Summary of Non-Cycle Accurate Models
The optimisation techniques yielding non-cycle accurate models provide up to 10 000 times speedup compared to RTL HDL simulation. All the techniques considered within this study can be turned on and off during the simulation. This makes it possible to quickly simulate portions of the code that are already known to function correctly and then return to cycle-accurate model for portions that require more detailed examination. However, it must be noted that although the optimisation can be turned on and off, the system will not be in exactly identical state compared to fully cycle accurate simulation. For example, interrupts will occur in different phase of the execution, resulting different program counter traces. In general, this is a problem only in most pathological cases as for example interrupts should function correctly regardless of the phase of execution.
SystemC Drawbacks and Solutions
This section outlines some of the drawbacks of SystemC modelling experienced within this project.
The major drawback for software development is that standard software development tools are debugging the software of the model, not the software running on the model. For example, the code that is being traced is SystemC source code, not the source code of the uClinux. One possible solution to this problem would be to provide debugger interface, for example to GDB, from the SystemC model.
There is no linter available for SystemC. In other words, the SystemC semantics that is build on top of C++ syntax, is not checked within the compilation process. The effect of this is that illegal semantics that are syntactically correct will not produce compiler errors or warnings. In these occasions, the programs will cause a run-time error, which are usually harder to locate than compile-time errors. In addition, standard C++ compiler will produce undecipherable error messages, when the illegal use of SystemC semantics yields and syntactical error within the SystemC library.

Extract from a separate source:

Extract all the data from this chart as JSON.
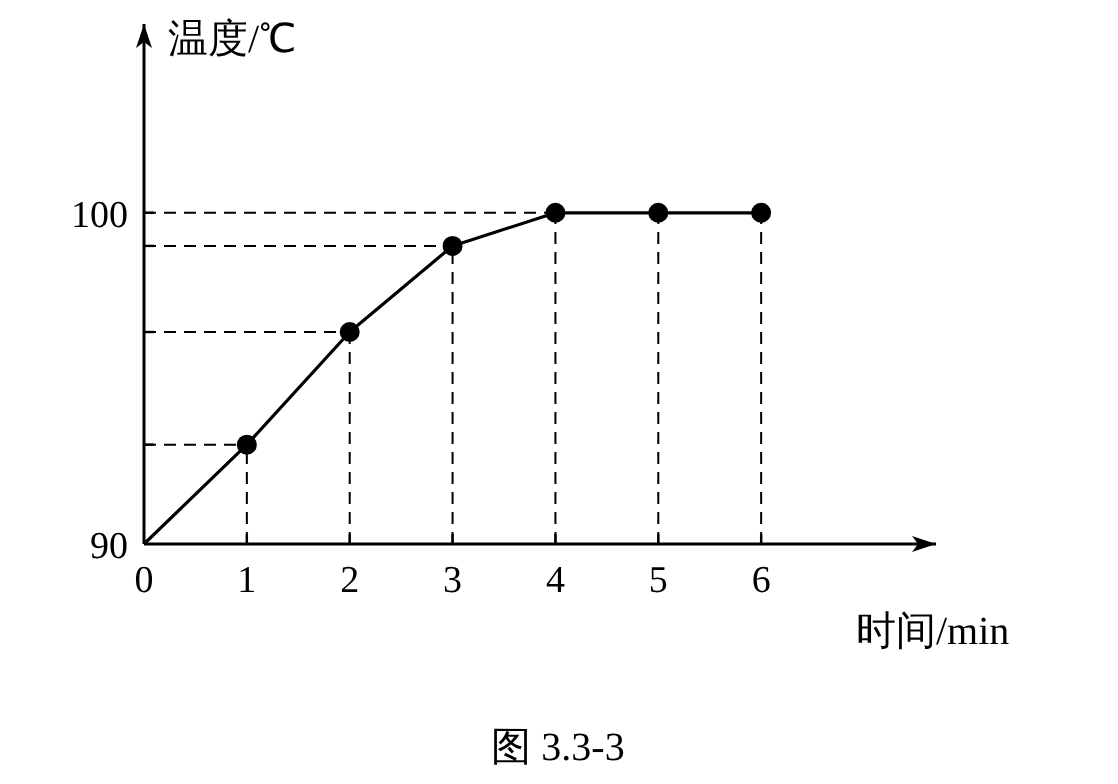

Interaction with other software environments and native C/C++ and SystemC can be troublesome. This is due to two reasons. 1) main() function of the SystemC executable of within the SystemC kernel and thus not easily modifiable by the programmer. This implies that SystemC kernel is the top-level entity in the system and all the functionality must be executed within SystemC components. 2) There is no standard way of creating SystemC events from nonSystemC sources. Significance of this is that SystemC processes cannot be made sensitive to anything that is not implemented with SystemC channel types. For example in the case presented in the paper, it would have been useful to be able to be sensitive to the MicroBlaze ISS output variables, which are implemented in native C++.
Conclusion
Pin and cycle accurate SystemC modelling provides high-speed alternative to RTL HDL simulation of reconfigurable embedded systems. This paper demonstrated the usability and speed of SystemC model simulation by booting up uClinux on SystemC model of MicroBlaze VanillaNet platform. The speed of cycle accurate SystemC models range from 60 kHz to 150 kHz. Models that have capability of turning cycle accuracy on and off during the simulation can achieve simulation speed of up to 280 kHz. However, due to techniques used, the effective simulation speed can be up to 578 kHz. The speedup compared to RTL HDL simulation ranges from 360x to 10 000x, depending on the used SystemC model. Due to higher simulation speed, SystemC modelling facilitates early embedded software development and enables rapid and easy architectural exploration.